### Step1: Import file crime_incidents.csv into Databrick File System

### Step2: Import SQLContext

In [0]:
from pyspark.sql import SQLContext

### Step3: Load the file and create DataFrame
Here, we are inferring the schema from the first row of the data-containing document

In [0]:
crimeincidentDF = spark.read.csv("dbfs:/FileStore/tables/crime_incidents.csv", inferSchema="true", header="true")

### Step4: Collect
shows all the records as a list of row using collect() function

In [0]:
crimeincidentDF.collect()

### Step5: Take
take(n) function shows first n number of records as a list of row

In [0]:
crimeincidentDF.take(5)

### Step6: Show
show() functions shows the records in a tabular format

In [0]:
#shows all records in tabular format
crimeincidentDF.show()

### Step7: Shows first 5 records in tabular format

In [0]:
#shows first 5 records in tabular format
crimeincidentDF.show(5)

### Step8: Finding number of records
count function() returns the number of records in the dataframe

In [0]:
crimeincidentDF.count()

### Step9: Printing the first row of a data set

In [0]:
crimeincidentDF.first()

### Step10: Schema of dataframe
printSchema() function displays the schema of the dataframe

In [0]:
crimeincidentDF.printSchema()

###  Step11: Describe dataframe
describe() function shows the various characteristics such as mean, minValue, maxValue, count of each field in dataframe

In [0]:
crimeincidentDF.describe().show()

###  Step12: Select Function
selects fields from an existing dataframe and returns a new DataFrame having selected fields.

In [0]:
#selects the fields IncidntNum, Category and Descript and returns a new dataframe newDF with these 2 fields
newDF = crimeincidentDF.select('IncidntNum','Category','Descript')
newDF.show()

###  Step13: Selecting all columns

In [0]:
newDF = crimeincidentDF.select("*")
newDF.show()

###  Step14: Correlation between 2 fields
Calculates the correlation of two columns of a DataFrame as a double value.
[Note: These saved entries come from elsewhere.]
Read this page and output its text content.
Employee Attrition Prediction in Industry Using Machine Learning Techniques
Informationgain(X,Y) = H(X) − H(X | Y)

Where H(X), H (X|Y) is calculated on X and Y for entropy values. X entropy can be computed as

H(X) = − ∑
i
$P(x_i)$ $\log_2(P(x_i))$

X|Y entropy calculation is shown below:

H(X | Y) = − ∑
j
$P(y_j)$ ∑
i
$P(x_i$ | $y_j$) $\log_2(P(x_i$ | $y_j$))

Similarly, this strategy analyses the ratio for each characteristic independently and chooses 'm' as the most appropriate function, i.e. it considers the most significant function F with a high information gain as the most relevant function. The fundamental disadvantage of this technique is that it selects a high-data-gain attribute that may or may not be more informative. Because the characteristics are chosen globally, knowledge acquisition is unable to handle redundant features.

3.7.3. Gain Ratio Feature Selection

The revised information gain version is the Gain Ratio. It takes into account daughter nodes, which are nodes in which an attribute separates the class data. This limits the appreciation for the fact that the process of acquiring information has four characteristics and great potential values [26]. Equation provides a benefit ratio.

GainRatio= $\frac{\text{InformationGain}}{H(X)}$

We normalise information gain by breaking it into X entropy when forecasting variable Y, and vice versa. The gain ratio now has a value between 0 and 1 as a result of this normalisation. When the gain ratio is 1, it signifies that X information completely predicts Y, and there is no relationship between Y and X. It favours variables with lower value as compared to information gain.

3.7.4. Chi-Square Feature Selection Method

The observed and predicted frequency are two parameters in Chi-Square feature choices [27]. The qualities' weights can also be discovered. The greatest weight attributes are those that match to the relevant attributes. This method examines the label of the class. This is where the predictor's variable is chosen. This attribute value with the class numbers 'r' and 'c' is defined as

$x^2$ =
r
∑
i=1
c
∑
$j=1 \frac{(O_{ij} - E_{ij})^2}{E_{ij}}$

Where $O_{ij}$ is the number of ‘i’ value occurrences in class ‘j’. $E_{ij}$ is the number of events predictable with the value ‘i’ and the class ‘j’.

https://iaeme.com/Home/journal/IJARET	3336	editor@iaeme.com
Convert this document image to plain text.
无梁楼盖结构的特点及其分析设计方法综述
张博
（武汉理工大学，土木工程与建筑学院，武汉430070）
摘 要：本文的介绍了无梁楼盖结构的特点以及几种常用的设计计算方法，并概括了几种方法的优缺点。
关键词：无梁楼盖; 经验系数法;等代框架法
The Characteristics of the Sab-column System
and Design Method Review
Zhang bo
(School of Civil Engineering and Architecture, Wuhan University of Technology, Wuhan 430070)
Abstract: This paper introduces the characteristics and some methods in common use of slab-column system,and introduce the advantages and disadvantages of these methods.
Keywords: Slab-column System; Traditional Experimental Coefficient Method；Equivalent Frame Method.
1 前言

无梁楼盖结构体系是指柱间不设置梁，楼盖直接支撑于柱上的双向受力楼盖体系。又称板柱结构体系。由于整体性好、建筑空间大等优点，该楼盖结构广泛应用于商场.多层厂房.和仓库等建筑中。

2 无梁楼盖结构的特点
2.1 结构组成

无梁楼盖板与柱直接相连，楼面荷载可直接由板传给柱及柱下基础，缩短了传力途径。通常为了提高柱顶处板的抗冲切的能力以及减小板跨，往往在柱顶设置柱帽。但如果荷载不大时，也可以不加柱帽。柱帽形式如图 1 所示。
Currently only supports the Pearson Correlation Coefficient

In [0]:
crimeincidentDF.corr('X','Y')

###  Step15: Removing Duplicate Records
Returns a new DataFrame with duplicate rows removed

In [0]:
newDF = crimeincidentDF.dropDuplicates()
newDF.show()

###  Step16: Finding the name of a specific coloumn using index

In [0]:
crimeincidentDF[4]

###  Step17: withColumn
Used to change or update the value, convert the datatype of an existing DataFrame column, add/create a new column.
Add 3 new columns IncidntNum, Category, Resolution to DataFrame crimeincidentsDF.

In [0]:
crimeincidentsNC = crimeincidentDF.withColumn('IncidntNum',crimeincidentDF.IncidntNum).withColumn('Category',crimeincidentDF.Category).withColumn('Resolution',crimeincidentDF.Resolution)
crimeincidentsNC.show()

## Registering table as a template, and applying SQL queries to it
###  Step18: createOrReplaceTempView(table)
This function registers the dataframe as a temporary table using the given name. Execute an SQL statement (Resolution like ARRE%)

We can perform various other SQL operations on our registered table to fetch an equivalent dataframe

In [0]:
crimeincidentsNC.createOrReplaceTempView("crime_incident_table")
newDF = sqlContext.sql("select * from crime_incident_table WHERE Resolution LIKE \'ARRE%\'")
newDF.show()

###  Step19:  Filtering Operations
Fetching a subset dataframe from an existing dataframe based on some filtering condition (Resolution=NONE)

In [0]:
#returns a new dataframe
subsetDF = crimeincidentsNC.filter(crimeincidentsNC.Resolution == "NONE")
subsetDF.show(10)

###  Step20: Filtering through multiple conditions

In [0]:
#the statement below applies filter function on an already filtered dataframe 
#and then again applie filter on recieved dataframe (Resolution=LOCATED,Category=ASSAULT)
crimeincidentsNC.filter(crimeincidentsNC.Resolution == 'LOCATED').filter(crimeincidentsNC.Category == 'ASSAULT')
crimeincidentsNC.show()

###  Step21: Groupby
Groups the DataFrame using the specified columns (category).

In [0]:
crimeincidentDF.groupBy(['Category', crimeincidentDF.Category]).count().show()

###   Step22: Applying Aggregation functions after grouping

In [0]:
#Calculates aveage on every coloumn 
crimeincidentDF.groupBy().avg().show()

###   Step23: Aggregation using column 'Resolution'

In [0]:
# returns an object of Grouped Data for applying aggregate functions
newDF = crimeincidentDF.groupBy(crimeincidentDF.Resolution)
newDF.count().show()

###   Step24: Display 15 elements of the dataframe

In [0]:
crimeincidentDF.show(15)

### Step25: Writing the dataframe as Parquet File

In [0]:
#Writes the dataframe as a parquet file in Databrick File System tables directory
crimeincidentDF.write.parquet("dbfs:/FileStore/tables/crime_incidents.parquet")

### Step26: The parquet file will be stored by default in the HDFS

In [0]:
newDF = spark.read.parquet("dbfs:/FileStore/tables/crime_incidents.parquet", inferSchema="true" , header="true")
newDF.show()